SOURCE: http://www4.nationalacademies.org/news.nsf/isbn/0309075742?OpenDocument
"Leading Climate Scientists Advise White House on Global Warming"
"WASHINGTON [June 6, 2001] -- In a report requested by the Bush administration, a committee of the National Academies' National Research Council summed up science's current understanding of global climate change by characterizing the global warming trend over the last 100 years, and examining what may be in store for the 21st century and the extent to which warming may be attributable to human activity. The committee -- made up of 11 of the nation's top climate scientists, including seven members of the National Academy of Sciences, one of whom is a Nobel-Prize winner -- also emphasized that much more systematic research is needed to reduce current uncertainties in climate-change science."

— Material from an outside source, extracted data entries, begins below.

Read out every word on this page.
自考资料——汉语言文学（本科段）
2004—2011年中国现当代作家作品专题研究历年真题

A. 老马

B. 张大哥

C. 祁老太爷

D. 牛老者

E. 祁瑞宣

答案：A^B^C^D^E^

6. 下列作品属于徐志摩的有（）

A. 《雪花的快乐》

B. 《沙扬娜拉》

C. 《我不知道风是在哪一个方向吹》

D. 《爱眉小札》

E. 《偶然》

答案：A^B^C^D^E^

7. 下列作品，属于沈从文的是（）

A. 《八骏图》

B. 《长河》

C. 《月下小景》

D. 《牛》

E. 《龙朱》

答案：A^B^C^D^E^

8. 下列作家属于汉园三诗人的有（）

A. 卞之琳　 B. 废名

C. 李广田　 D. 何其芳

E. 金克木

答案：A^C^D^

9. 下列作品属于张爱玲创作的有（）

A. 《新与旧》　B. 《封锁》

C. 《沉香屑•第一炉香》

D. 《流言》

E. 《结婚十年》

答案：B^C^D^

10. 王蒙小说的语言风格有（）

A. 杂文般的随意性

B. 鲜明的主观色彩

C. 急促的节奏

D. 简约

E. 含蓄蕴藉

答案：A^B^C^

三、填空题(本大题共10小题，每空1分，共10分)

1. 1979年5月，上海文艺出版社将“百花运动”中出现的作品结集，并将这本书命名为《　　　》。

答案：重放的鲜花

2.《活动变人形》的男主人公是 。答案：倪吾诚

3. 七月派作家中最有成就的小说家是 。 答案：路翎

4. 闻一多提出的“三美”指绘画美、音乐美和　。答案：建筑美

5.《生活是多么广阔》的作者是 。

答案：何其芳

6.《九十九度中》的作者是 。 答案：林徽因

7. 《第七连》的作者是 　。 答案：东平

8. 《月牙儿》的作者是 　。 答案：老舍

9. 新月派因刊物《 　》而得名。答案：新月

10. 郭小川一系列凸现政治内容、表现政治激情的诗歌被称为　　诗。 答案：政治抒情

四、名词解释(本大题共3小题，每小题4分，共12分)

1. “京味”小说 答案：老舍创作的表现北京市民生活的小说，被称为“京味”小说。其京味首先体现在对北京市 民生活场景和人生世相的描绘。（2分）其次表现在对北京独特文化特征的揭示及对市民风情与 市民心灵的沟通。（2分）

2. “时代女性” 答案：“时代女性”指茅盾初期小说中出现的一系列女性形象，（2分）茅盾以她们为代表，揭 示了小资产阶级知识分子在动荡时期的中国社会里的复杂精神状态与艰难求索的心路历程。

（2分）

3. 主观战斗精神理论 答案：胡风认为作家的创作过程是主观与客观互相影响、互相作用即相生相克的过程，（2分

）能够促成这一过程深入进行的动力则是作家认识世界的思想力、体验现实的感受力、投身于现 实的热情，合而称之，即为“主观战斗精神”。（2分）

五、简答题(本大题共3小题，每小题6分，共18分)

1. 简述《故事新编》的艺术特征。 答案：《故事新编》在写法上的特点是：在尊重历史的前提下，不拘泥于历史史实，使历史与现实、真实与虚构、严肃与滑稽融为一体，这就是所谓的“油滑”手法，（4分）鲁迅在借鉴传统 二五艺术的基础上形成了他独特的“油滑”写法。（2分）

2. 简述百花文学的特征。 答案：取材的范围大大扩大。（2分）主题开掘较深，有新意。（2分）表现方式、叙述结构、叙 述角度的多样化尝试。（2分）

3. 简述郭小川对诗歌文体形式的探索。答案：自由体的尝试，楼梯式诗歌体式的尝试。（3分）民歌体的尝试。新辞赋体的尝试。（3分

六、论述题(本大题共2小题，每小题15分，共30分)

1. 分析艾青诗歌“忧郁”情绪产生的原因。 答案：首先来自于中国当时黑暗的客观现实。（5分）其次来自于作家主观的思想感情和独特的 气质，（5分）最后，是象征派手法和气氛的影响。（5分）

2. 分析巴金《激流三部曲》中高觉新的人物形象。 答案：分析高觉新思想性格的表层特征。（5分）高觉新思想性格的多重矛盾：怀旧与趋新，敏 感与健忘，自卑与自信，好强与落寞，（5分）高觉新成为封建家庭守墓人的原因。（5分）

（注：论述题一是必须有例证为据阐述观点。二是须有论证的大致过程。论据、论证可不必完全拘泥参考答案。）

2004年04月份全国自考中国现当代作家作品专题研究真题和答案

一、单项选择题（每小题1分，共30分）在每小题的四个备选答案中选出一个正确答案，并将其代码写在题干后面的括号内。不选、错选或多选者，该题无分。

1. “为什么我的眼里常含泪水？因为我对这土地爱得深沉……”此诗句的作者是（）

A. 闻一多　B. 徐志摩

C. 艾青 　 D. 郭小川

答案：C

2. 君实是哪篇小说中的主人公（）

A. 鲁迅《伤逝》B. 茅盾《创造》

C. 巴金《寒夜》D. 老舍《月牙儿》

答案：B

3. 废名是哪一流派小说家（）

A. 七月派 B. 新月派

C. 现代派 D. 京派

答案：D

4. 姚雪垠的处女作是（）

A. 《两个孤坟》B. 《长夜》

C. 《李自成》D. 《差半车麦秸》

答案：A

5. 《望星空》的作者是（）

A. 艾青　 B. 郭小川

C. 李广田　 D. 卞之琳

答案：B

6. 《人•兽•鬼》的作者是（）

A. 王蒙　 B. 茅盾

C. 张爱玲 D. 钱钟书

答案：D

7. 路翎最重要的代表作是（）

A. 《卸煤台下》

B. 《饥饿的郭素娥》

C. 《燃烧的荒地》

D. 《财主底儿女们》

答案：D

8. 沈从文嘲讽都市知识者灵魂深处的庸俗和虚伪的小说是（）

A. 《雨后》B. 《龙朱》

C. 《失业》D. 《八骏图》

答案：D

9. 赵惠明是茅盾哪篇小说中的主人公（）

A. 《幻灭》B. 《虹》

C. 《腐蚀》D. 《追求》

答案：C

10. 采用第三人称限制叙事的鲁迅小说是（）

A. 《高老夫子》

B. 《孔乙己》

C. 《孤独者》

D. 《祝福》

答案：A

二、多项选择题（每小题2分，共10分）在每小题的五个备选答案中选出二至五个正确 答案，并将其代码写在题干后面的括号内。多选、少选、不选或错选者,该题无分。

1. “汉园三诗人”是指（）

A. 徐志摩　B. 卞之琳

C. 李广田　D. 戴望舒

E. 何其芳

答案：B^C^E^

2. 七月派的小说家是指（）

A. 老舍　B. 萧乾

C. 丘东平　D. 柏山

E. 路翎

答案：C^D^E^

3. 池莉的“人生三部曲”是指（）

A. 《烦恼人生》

"'We know that greenhouse gases are accumulating in Earth's atmosphere, causing surface temperatures to rise,' said committee chair Ralph Cicerone, chancellor, University of California at Irvine. 'We don't know precisely how much of this rise to date is from human activities, but based on physical principles and highly sophisticated computer models, we expect the warming to continue because of greenhouse gas emissions.'"

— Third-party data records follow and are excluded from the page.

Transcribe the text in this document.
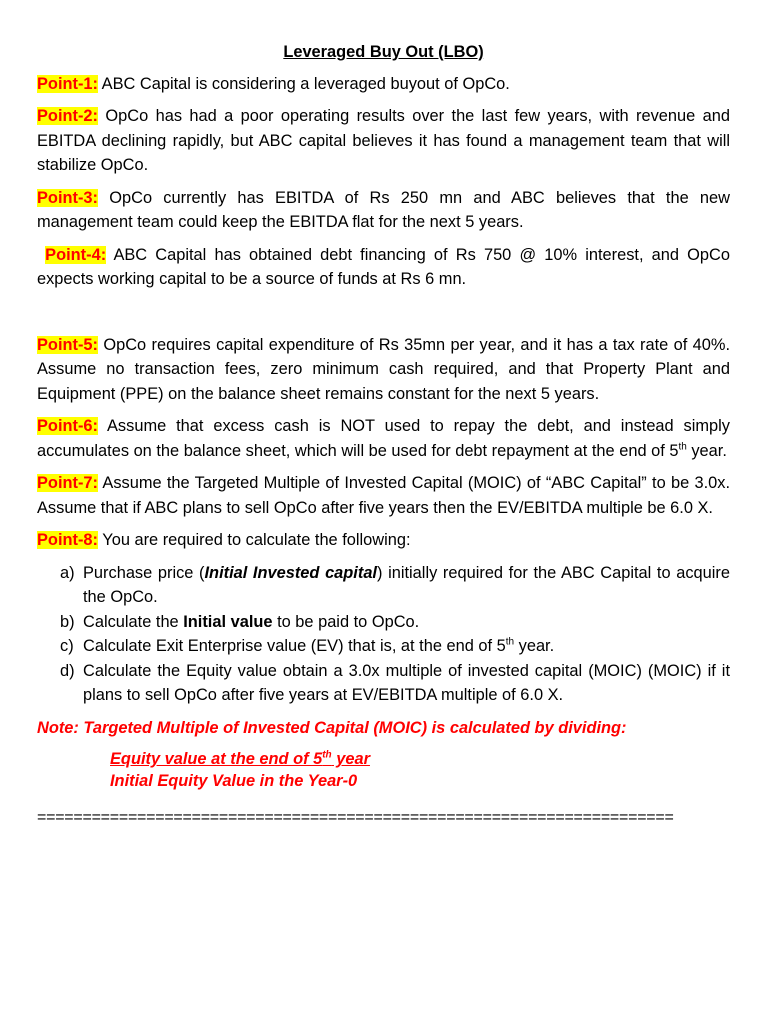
Leveraged Buy Out (LBO)

Point-1: ABC Capital is considering a leveraged buyout of OpCo.

Point-2: OpCo has had a poor operating results over the last few years, with revenue and EBITDA declining rapidly, but ABC capital believes it has found a management team that will stabilize OpCo.

Point-3: OpCo currently has EBITDA of Rs 250 mn and ABC believes that the new management team could keep the EBITDA flat for the next 5 years.

Point-4: ABC Capital has obtained debt financing of Rs 750 @ 10% interest, and OpCo expects working capital to be a source of funds at Rs 6 mn.

Point-5: OpCo requires capital expenditure of Rs 35mn per year, and it has a tax rate of 40%. Assume no transaction fees, zero minimum cash required, and that Property Plant and Equipment (PPE) on the balance sheet remains constant for the next 5 years.

Point-6: Assume that excess cash is NOT used to repay the debt, and instead simply accumulates on the balance sheet, which will be used for debt repayment at the end of 5th year.

Point-7: Assume the Targeted Multiple of Invested Capital (MOIC) of “ABC Capital” to be 3.0x. Assume that if ABC plans to sell OpCo after five years then the EV/EBITDA multiple be 6.0 X.

Point-8: You are required to calculate the following:

a) Purchase price (Initial Invested capital) initially required for the ABC Capital to acquire the OpCo.
b) Calculate the Initial value to be paid to OpCo.
c) Calculate Exit Enterprise value (EV) that is, at the end of 5th year.
d) Calculate the Equity value obtain a 3.0x multiple of invested capital (MOIC) (MOIC) if it plans to sell OpCo after five years at EV/EBITDA multiple of 6.0 X.

Note: Targeted Multiple of Invested Capital (MOIC) is calculated by dividing:

Equity value at the end of 5th year
Initial Equity Value in the Year-0
======================================================================
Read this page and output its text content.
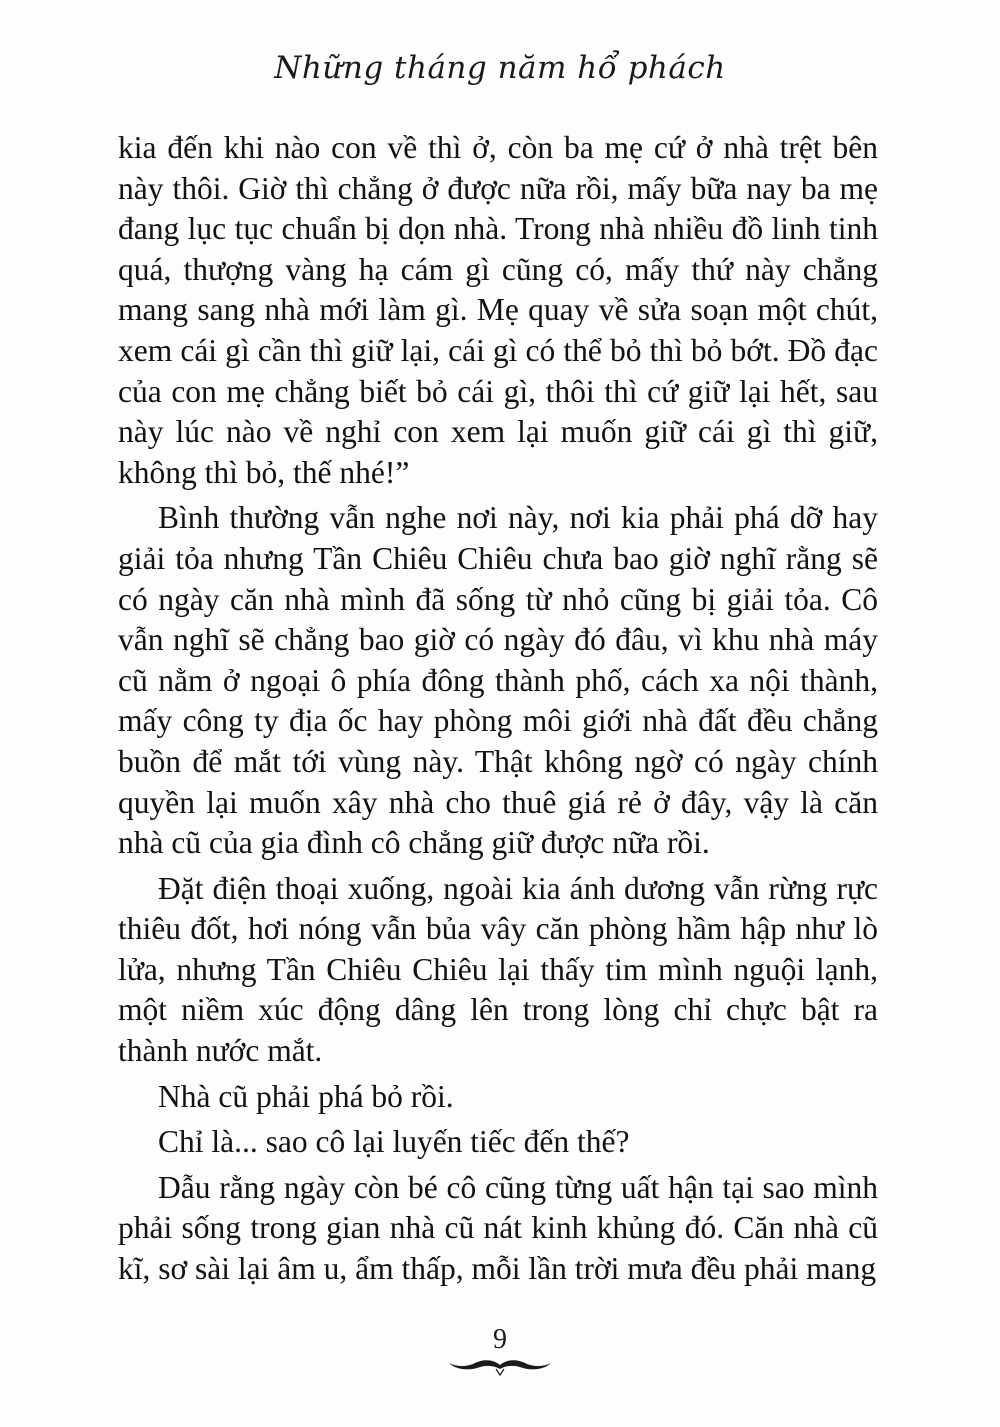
Những tháng năm hổ phách

kia đến khi nào con về thì ở, còn ba mẹ cứ ở nhà trệt bên này thôi. Giờ thì chẳng ở được nữa rồi, mấy bữa nay ba mẹ đang lục tục chuẩn bị dọn nhà. Trong nhà nhiều đồ linh tinh quá, thượng vàng hạ cám gì cũng có, mấy thứ này chẳng mang sang nhà mới làm gì. Mẹ quay về sửa soạn một chút, xem cái gì cần thì giữ lại, cái gì có thể bỏ thì bỏ bớt. Đồ đạc của con mẹ chẳng biết bỏ cái gì, thôi thì cứ giữ lại hết, sau này lúc nào về nghỉ con xem lại muốn giữ cái gì thì giữ, không thì bỏ, thế nhé!”

Bình thường vẫn nghe nơi này, nơi kia phải phá dỡ hay giải tỏa nhưng Tần Chiêu Chiêu chưa bao giờ nghĩ rằng sẽ có ngày căn nhà mình đã sống từ nhỏ cũng bị giải tỏa. Cô vẫn nghĩ sẽ chẳng bao giờ có ngày đó đâu, vì khu nhà máy cũ nằm ở ngoại ô phía đông thành phố, cách xa nội thành, mấy công ty địa ốc hay phòng môi giới nhà đất đều chẳng buồn để mắt tới vùng này. Thật không ngờ có ngày chính quyền lại muốn xây nhà cho thuê giá rẻ ở đây, vậy là căn nhà cũ của gia đình cô chẳng giữ được nữa rồi.

Đặt điện thoại xuống, ngoài kia ánh dương vẫn rừng rực thiêu đốt, hơi nóng vẫn bủa vây căn phòng hầm hập như lò lửa, nhưng Tần Chiêu Chiêu lại thấy tim mình nguội lạnh, một niềm xúc động dâng lên trong lòng chỉ chực bật ra thành nước mắt.

Nhà cũ phải phá bỏ rồi.

Chỉ là... sao cô lại luyến tiếc đến thế?

Dẫu rằng ngày còn bé cô cũng từng uất hận tại sao mình phải sống trong gian nhà cũ nát kinh khủng đó. Căn nhà cũ kĩ, sơ sài lại âm u, ẩm thấp, mỗi lần trời mưa đều phải mang

9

"The committee said the conclusion of the Intergovernmental Panel on Climate Change (IPCC) that the global warming that has occurred in the last 50 years is likely the result of increases in greenhouse gases accurately reflects the current thinking of the scientific community. However, it also cautioned that uncertainties about this conclusion remain because of the level of natural variability inherent in the climate on time scales from decades to centuries, the questionable ability of models to simulate natural variability on such long time scales, and the degree of confidence that can be placed on estimates of temperatures going back thousands of years based on evidence from tree rings or ice cores."
"The committee noted that the IPCC has examined a range of scenarios concerning future greenhouse gas emissions. The committee called such scenarios valuable because they provide a warning of the magnitude of climate change that may occur if emission rates continue to climb at a rate similar to last century, but it also said alternative scenarios are needed to illustrate the sensitivity to underlying assumptions, particularly with regard to future technological development and energy policy."

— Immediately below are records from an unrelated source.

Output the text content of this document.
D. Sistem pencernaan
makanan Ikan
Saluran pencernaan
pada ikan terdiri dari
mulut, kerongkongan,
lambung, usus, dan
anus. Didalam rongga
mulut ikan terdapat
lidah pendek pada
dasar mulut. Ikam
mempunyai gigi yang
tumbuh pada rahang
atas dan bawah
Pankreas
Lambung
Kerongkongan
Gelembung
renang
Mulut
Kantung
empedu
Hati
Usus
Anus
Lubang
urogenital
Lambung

"The committee also was asked by the White House to examine whether there were any substantive differences between the IPCC reports and their abridged technical and policy-maker summaries. The IPCC was established by the United Nations and World Meteorological Organization in 1988 and its reports and summaries have been influential in international negotiations related to the Kyoto protocol."
"The full IPCC Working Group 1 report does an admirable job of reflecting research activities in climate science, and is adequately summarized in the technical summary, the committee said. The corresponding summary for policy-makers, it added, placed less emphasis on the scientific uncertainties and caveats. Looking to the future, the committee suggested that improvements to the IPCC process may need to be made to ensure the best scientific representation possible, and to keep the process from being seen as too heavily influenced by governments 'which have specific postures with regard to treaties, emissions controls, and other policy instruments.'"
"To reduce some of the uncertainties inherent in current climate change predictions, a strong commitment must be made to basic research as well as to improving climate models and building a global climate observing system, the committee said. More comprehensive measurements of greenhouse gases and increased computational power also will be needed."